Presiden Joko Widodo juga telah menekankan bahwa program penanganan pandemi COVID-19 tidak boleh
menghentikan program penting nasional lain, termasuk penanganan stunting. Apalagi, Kementerian Kesehatan,
khususnya Direktorat Jenderal Kesehatan Masyarakat dan Direktorat Gizi, dinilai lamban dalam upaya
mengantisipasi naiknya prevalensi stunting dan masalah kurang gizi anak Indonesia paska pandemi. Hasil PSG
2016 mendapatkan balita yang stunting sebanyak 27,6%. Target presentase adalah kurang dari 20%
(Kementerian Kesehatan RI, 2017). Tahun 2017 menunjukkan prevalensi balita dengan masalah stunting sebesar
30,6%. Prevalensi stunting menurut Riset Kesehatan Dasar (Riskesdas) tahun 2018 untuk Nasional, sebanyak
30,8%, tahun 2018 untuk tingkat Provinsi Sulawesi Tengah prevalensi stunting 32,2% (Badan Penelitian dan
Pengembangan Kesehatan Kementerian Kesehatan RI, 2018).
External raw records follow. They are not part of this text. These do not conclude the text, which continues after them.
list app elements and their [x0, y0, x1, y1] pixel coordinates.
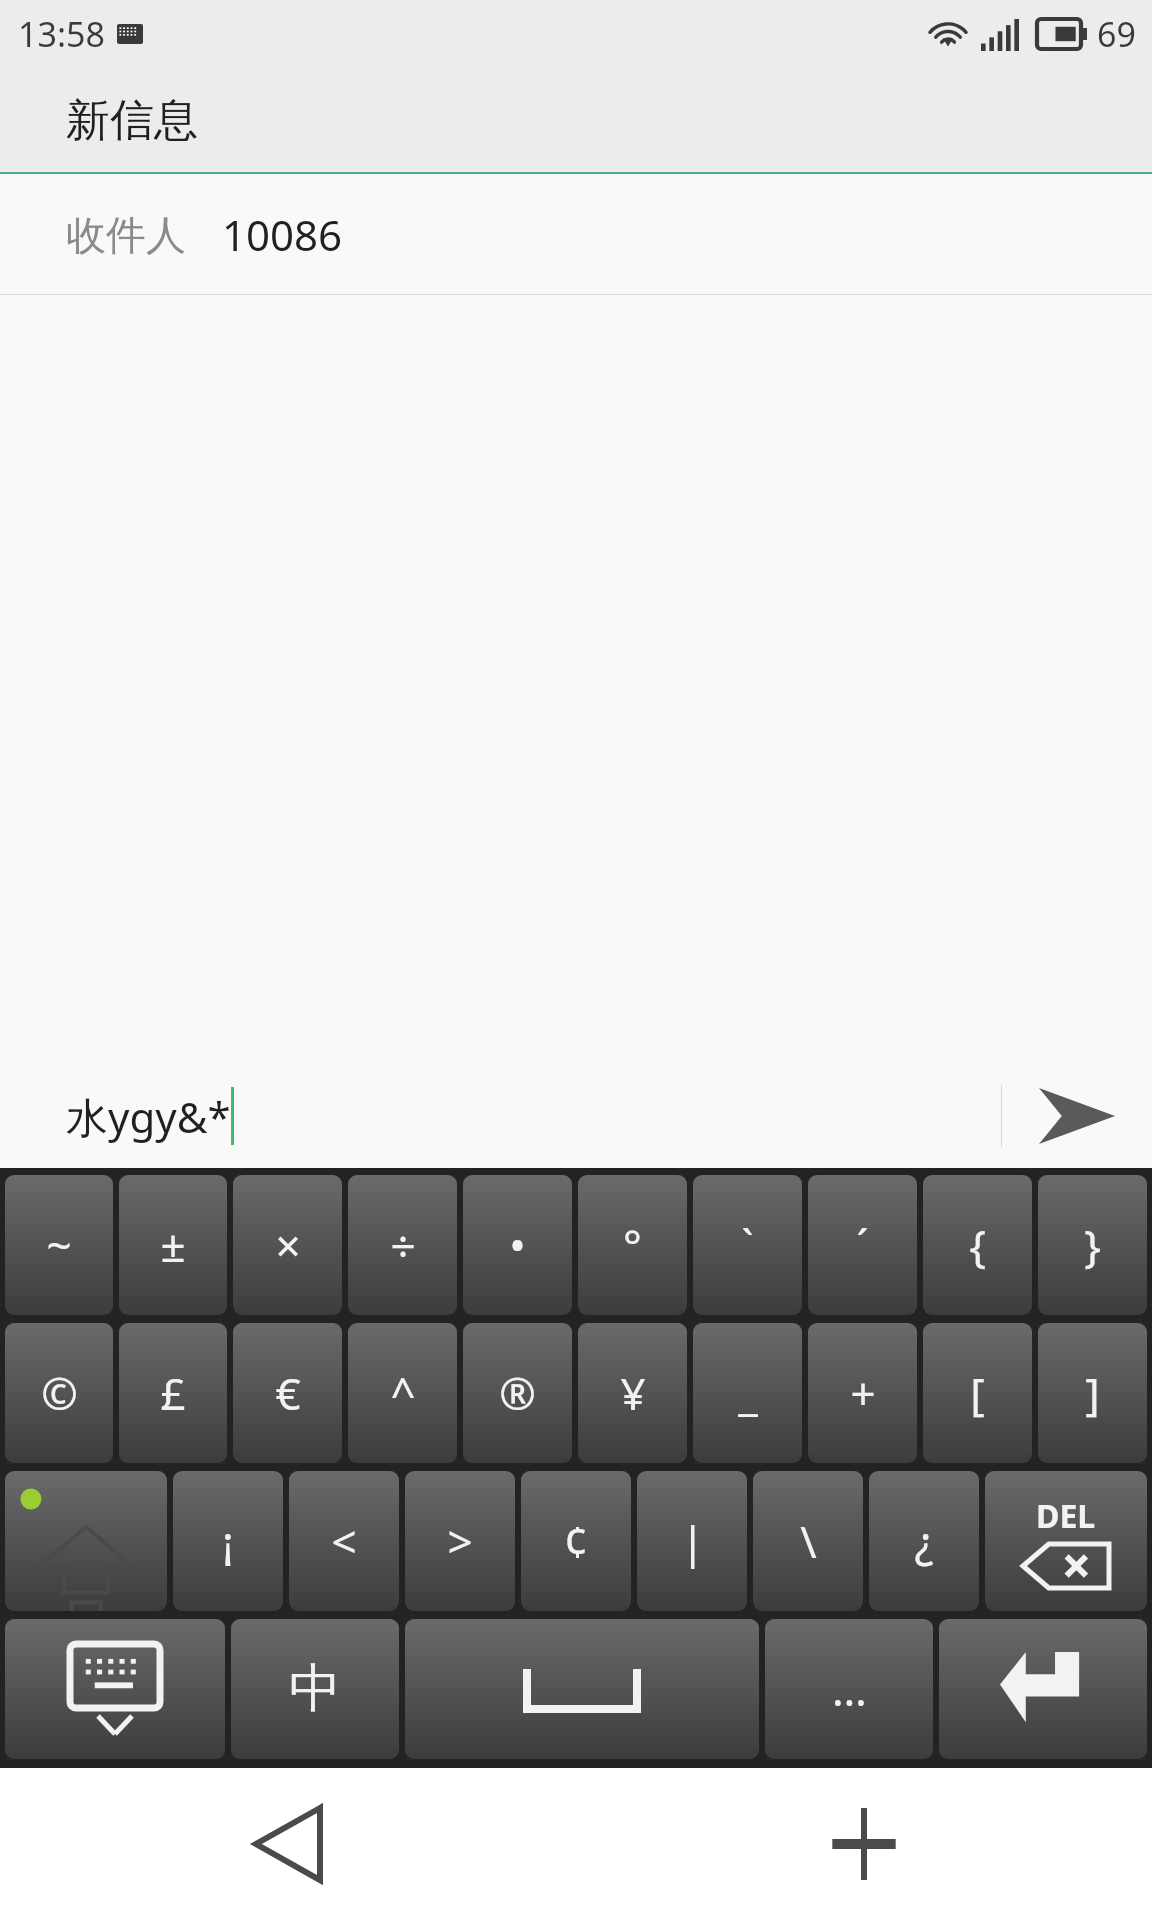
button[interactable]: Back: [0, 1768, 576, 1920]
button[interactable]: \: [753, 1471, 863, 1611]
button[interactable]: +: [808, 1323, 917, 1463]
button[interactable]: Delete: [985, 1471, 1147, 1611]
button[interactable]: £: [119, 1323, 227, 1463]
button[interactable]: >: [405, 1471, 515, 1611]
button[interactable]: _: [693, 1323, 802, 1463]
staticText: [: [970, 1363, 985, 1423]
button[interactable]: Add: [576, 1768, 1152, 1920]
staticText: 收件人: [66, 210, 186, 260]
staticText: >: [447, 1511, 473, 1571]
staticText: ¿: [914, 1511, 934, 1571]
staticText: 水ygy&*: [66, 1088, 231, 1145]
button[interactable]: °: [578, 1175, 687, 1315]
button[interactable]: •: [463, 1175, 572, 1315]
staticText: 中: [289, 1656, 341, 1722]
staticText: £: [160, 1363, 186, 1423]
staticText: €: [275, 1363, 301, 1423]
button[interactable]: ¡: [173, 1471, 283, 1611]
button[interactable]: More: [765, 1619, 933, 1759]
button[interactable]: 新信息: [0, 68, 1152, 172]
button[interactable]: ~: [5, 1175, 113, 1315]
staticText: ¢: [563, 1511, 589, 1571]
staticText: 69: [1097, 11, 1136, 57]
staticText: `: [741, 1215, 754, 1275]
button[interactable]: €: [233, 1323, 342, 1463]
button[interactable]: ¿: [869, 1471, 979, 1611]
button[interactable]: ©: [5, 1323, 113, 1463]
button[interactable]: Space: [405, 1619, 759, 1759]
button[interactable]: ±: [119, 1175, 227, 1315]
button[interactable]: 水ygy&*: [0, 1064, 1001, 1168]
button[interactable]: Enter: [939, 1619, 1147, 1759]
staticText: •: [509, 1215, 526, 1275]
button[interactable]: ¥: [578, 1323, 687, 1463]
staticText: _: [738, 1363, 758, 1423]
button[interactable]: Hide keyboard: [5, 1619, 225, 1759]
staticText: {: [969, 1215, 986, 1275]
staticText: <: [331, 1511, 357, 1571]
button[interactable]: ®: [463, 1323, 572, 1463]
button[interactable]: ×: [233, 1175, 342, 1315]
staticText: ^: [390, 1363, 416, 1423]
staticText: ÷: [390, 1215, 416, 1275]
button[interactable]: |: [637, 1471, 747, 1611]
button[interactable]: `: [693, 1175, 802, 1315]
staticText: …: [832, 1659, 867, 1719]
button[interactable]: ^: [348, 1323, 457, 1463]
staticText: |: [680, 1511, 705, 1571]
staticText: 新信息: [66, 93, 198, 148]
staticText: DEL: [1036, 1494, 1096, 1538]
button[interactable]: ´: [808, 1175, 917, 1315]
button[interactable]: ]: [1038, 1323, 1147, 1463]
button[interactable]: 中: [231, 1619, 399, 1759]
staticText: \: [800, 1511, 817, 1571]
staticText: ©: [41, 1363, 78, 1423]
staticText: 13:58: [18, 11, 105, 57]
button[interactable]: <: [289, 1471, 399, 1611]
button[interactable]: {: [923, 1175, 1032, 1315]
button[interactable]: }: [1038, 1175, 1147, 1315]
staticText: 10086: [222, 206, 343, 263]
staticText: ×: [275, 1215, 301, 1275]
staticText: ´: [856, 1215, 869, 1275]
button[interactable]: Shift: [5, 1471, 167, 1611]
staticText: ®: [499, 1363, 536, 1423]
button[interactable]: ¢: [521, 1471, 631, 1611]
button[interactable]: Send: [1002, 1064, 1152, 1168]
staticText: +: [850, 1363, 876, 1423]
staticText: ±: [160, 1215, 186, 1275]
button[interactable]: ÷: [348, 1175, 457, 1315]
staticText: °: [623, 1215, 642, 1275]
button[interactable]: 收件人: [0, 174, 1152, 294]
button[interactable]: [: [923, 1323, 1032, 1463]
staticText: ]: [1085, 1363, 1100, 1423]
staticText: ~: [46, 1215, 72, 1275]
staticText: ¥: [620, 1363, 646, 1423]
staticText: ¡: [222, 1511, 234, 1571]
staticText: }: [1084, 1215, 1101, 1275]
Untuk Provinsi Sulawesi Tengah pada tahun 2019 menunjukkan prevalensi dengan masalah stunting
sebesar 21,4% dari target RPJM 28%, pervalensi paling tinggi yaitu di Donggala sebesar 34,9%. Di Kabupaten
Poso, prevalensi stunting tahun 2013 sebesar 39,4% dan turun menjadi 26,2% tahun 2018 (Ramadhan, 2019),
tahun 2019 sebanyak 21,8% (Dinas Kesehatan Sulawesi Tengah, 2020). Data stunting pada balita di wilayah
kerja Puskesmas Community Empowerment 49 Mapane Kecamatan Poso Pesisir tahun 2017 sebesar 19,1%,
mengalami kenaikan di tahun 2019 yaitu sebesar 33,5% (Puskesmas Mapane, 2017, 2019). Kekurangan gizi
disebabkan oleh faktor multi dimensi dan tidak hanya disebabkan oleh faktor gizi buruk yang dialami oleh ibu
hamil maupun anak balita. Intervensi yang paling menentukan untuk dapat mengurangi prevalensi stunting adalah
intervensi yang dilakukan pada 1000 HPK dari anak balita. Intervensi anak stunting memerlukan konvergensi
lintas program / intervensi dan upaya sinergis pemerintah. Pada tahun 2019, Pemerintah Kabupaten Morowali
telah melakukan analisis situasi melalui data Dinas Kesehatan Pengendalian Penduduk dan Keluarga Berencana
kabupaten Morowali dari pengukuran balita yang di monitoring pada Aplikasi e-PPGBM dengan menetapkan 10
desa lokus stunting untuk intervensi spesifik dan sensitif pada desa lokus tersebut.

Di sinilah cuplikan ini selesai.